Cell aging occurs naturally as cells repeatedly divide over the lifespan and can also be increased by disease or stress. Proteins called telomeres, which are found at the end of chromosomes and serve to protect them from aging, seem to be impacted by mindfulness meditation.
Studies suggest that long-time meditators may have greater telomere lengths. In one experimental study, researchers found that breast cancer survivors who went through MBSR preserved the length of their telomeres better than those who were on a waitlist. However, this study also found that general supportive therapies impacted telomere length; so, there may not be something special about MBSR that impacts cell aging.
On the other hand, another study with breast cancer survivors found no differences in telomere length after taking an MBSR course; but they did find differences in telomere activity, which is also related to cell aging. In fact, a 2018 review of research ties mindfulness training to increased telomere activity, suggesting it indirectly affects the integrity of the telomeres in our cells. Perhaps that’s why scientists are at least optimistic about the positive effects of meditation on aging.

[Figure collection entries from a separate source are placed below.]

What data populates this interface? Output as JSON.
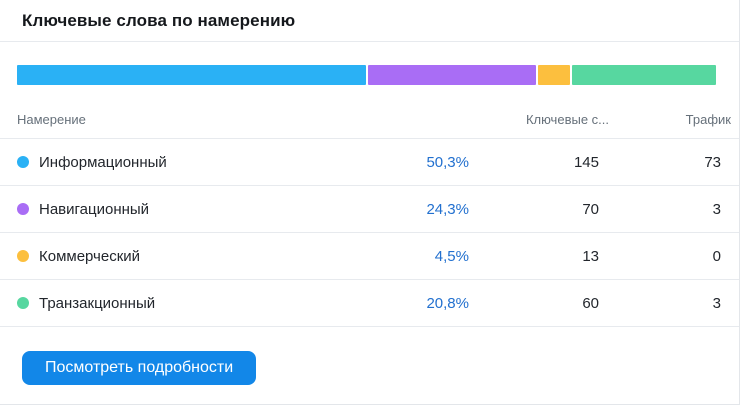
{
  "header": {
    "title": "Ключевые слова по намерению"
  },
  "chart_data": {
    "type": "bar",
    "variant": "horizontal-stacked-single-bar",
    "title": "Ключевые слова по намерению",
    "categories": [
      "Информационный",
      "Навигационный",
      "Коммерческий",
      "Транзакционный"
    ],
    "values": [
      50.3,
      24.3,
      4.5,
      20.8
    ],
    "unit": "%",
    "colors": [
      "#2ab1f5",
      "#a96df5",
      "#fcbf3e",
      "#57d7a0"
    ],
    "legend_position": "table-below",
    "axes": "none"
  },
  "table": {
    "columns": {
      "intent": "Намерение",
      "percent": "",
      "keywords": "Ключевые с...",
      "traffic": "Трафик"
    },
    "rows": [
      {
        "intent": "Информационный",
        "percent": "50,3%",
        "keywords": "145",
        "traffic": "73",
        "color": "#2ab1f5"
      },
      {
        "intent": "Навигационный",
        "percent": "24,3%",
        "keywords": "70",
        "traffic": "3",
        "color": "#a96df5"
      },
      {
        "intent": "Коммерческий",
        "percent": "4,5%",
        "keywords": "13",
        "traffic": "0",
        "color": "#fcbf3e"
      },
      {
        "intent": "Транзакционный",
        "percent": "20,8%",
        "keywords": "60",
        "traffic": "3",
        "color": "#57d7a0"
      }
    ]
  },
  "footer": {
    "button_label": "Посмотреть подробности"
  },
  "colors": {
    "link_blue": "#2270cf",
    "button_blue": "#1287e8",
    "border_gray": "#e7eaee",
    "header_text_gray": "#66707a",
    "body_text_dark": "#22262c"
  }
}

Of course, while the above physiological benefits of mindfulness are compelling, we needn’t forget that mindfulness also impacts our psychological well-being, which, in turn, affects physical health. In fact, it’s quite likely that these changes have synergistic effects on one another.
First of all, a great deal of research suggests that mindfulness can help healthy people reduce their stress. And thanks to Jon-Kabat Zinn’s pioneering MBSR program, there’s now a large body of research showing that mindfulness can help people cope with the pain, anxiety, depression, and stress that might accompany illness, especially chronic conditions.
For example, drug addictions, at heart, come about because of physiological cravings for a substance that relieves people temporarily from their psychological suffering. Mindfulness can be a useful adjunct to addiction treatment by helping people better understand and tolerate their cravings, potentially helping them to avoid relapse after they’ve been safely weaned off of drugs or alcohol. The same is true for people struggling with overeating.
Fascinating though it is, we shouldn’t overplay meditation’s effects on physical health at the expense of its importance to emotional health. In fact, it may be difficult to separate out the two, as a key impact of mindfulness is stress reduction, and psychological stress has been tied to heart health, immune response, and telomere length. This idea is further supported by the fact that other stress-reducing therapies also seem to impact physical health, as well.
Still, it’s encouraging to know that something that can be taught and practiced can have an impact on our overall health—not just mental but also physical—more than 2,000 years after it was developed. That’s reason enough to give mindfulness meditation a try.